By Marilyn Lamb
Everyone can look at a calendar and find the months of March, June, September and December and see when spring, summer, fall and winter begin. I don’t need to look at a calendar to see that a new season has arrived, I visually see the seasons changing in a more natural way.
I grew up in the ’50s living in Marilla and there were many small farms whose owners worked tirelessly making a living for their families. Both of my grandfathers were farmers, so I have an appreciation for their long days, hard work and always relying on Mother Nature to treat them kindly.
Now the number of farms in Marilla is greatly reduced. The farms that are still operating are larger and more efficient. But these farmers still have long days, still work hard and still look to Mother Nature.
I now live in Lancaster but I still have family in Marilla, whom I visit regularly. My neighbor is a dairy farmer. His land and crops are familiar to me. Farm land is in my blood and environment.
As I travel between these two towns, I enjoy the simplistic life. Country life. Hard-working life. The change of seasons is so important to these farmers who put food on our tables. They are not given the recognition they so deserve. They are the reason I don’t need a calendar.

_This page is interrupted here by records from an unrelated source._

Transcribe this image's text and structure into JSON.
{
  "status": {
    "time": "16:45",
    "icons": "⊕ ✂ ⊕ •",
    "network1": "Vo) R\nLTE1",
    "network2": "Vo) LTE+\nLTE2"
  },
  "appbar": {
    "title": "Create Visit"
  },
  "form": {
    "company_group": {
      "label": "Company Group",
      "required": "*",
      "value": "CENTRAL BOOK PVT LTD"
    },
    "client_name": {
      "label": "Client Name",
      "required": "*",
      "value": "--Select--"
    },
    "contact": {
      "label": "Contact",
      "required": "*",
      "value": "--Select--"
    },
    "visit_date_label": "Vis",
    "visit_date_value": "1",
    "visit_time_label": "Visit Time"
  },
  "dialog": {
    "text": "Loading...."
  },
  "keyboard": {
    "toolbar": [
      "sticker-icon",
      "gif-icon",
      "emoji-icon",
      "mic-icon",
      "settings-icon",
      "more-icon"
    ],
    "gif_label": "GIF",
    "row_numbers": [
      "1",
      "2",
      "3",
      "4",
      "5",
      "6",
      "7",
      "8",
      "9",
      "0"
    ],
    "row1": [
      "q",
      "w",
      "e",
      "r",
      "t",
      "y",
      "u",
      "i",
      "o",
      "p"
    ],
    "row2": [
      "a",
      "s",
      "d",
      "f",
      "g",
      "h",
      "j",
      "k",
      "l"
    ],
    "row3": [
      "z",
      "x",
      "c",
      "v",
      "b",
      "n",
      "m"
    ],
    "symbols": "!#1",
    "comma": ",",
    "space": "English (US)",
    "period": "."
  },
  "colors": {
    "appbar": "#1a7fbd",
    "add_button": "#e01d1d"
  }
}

I know it’s March and spring when I see the farmers busy in their field plowing. They open up the dark ground so the warm sun and spring rains allow them to plant the small seeds of corn, oats, sunflowers, soybeans and other crops. I love this time of year because it signifies we’ve survived another long winter and we are all anxious to shed our winter coats and get outside.
June comes, and with it the first day of summer. We experience the longest day of the year. The sunflower fields are a sight to behold as the flowers lift their pretty faces to the sun and everyone wants to snap a picture.
The farmers are busy cutting and baling their sweet-smelling hay. Their cows are enjoying the outdoors, the bright sunshine, warm temperatures, and eating the green grass. It’s always a pleasant sight to see the black-and-white cows on the rolling hills in Marilla during the summer months. Each week I see the crops growing taller and greener. There is so much happening during the summer months.
Then it’s fall, or as some call it, autumn. Either way, it’s September. The kids return to school. The farmers are still busy because their crops, which have been growing all summer, are now ready for harvest. The green corn is getting chopped, the oats and wheat have been harvested.
The soybeans have changed from green to gold. Even the pumpkin field is littered with orange globes. The once pretty sunflowers are dried up and wait to be cut.
Winter arrives so close to Christmas Day it’s almost like getting two gifts. We are now experiencing the shortest days of the year. It’s dark when you arise and dark by supper time. The farm land is now still. The ground is at rest. The crops are safely stored for a long winter’s nap. Will the farmers be able to rest as well? One can only hope.
As the new year begins, winter is still with us. It’s bitterly cold. The days don’t move as fast. But the promise is there that in a few months, spring will once again arrive and the farmers will be back to plant their crops and begin a new season.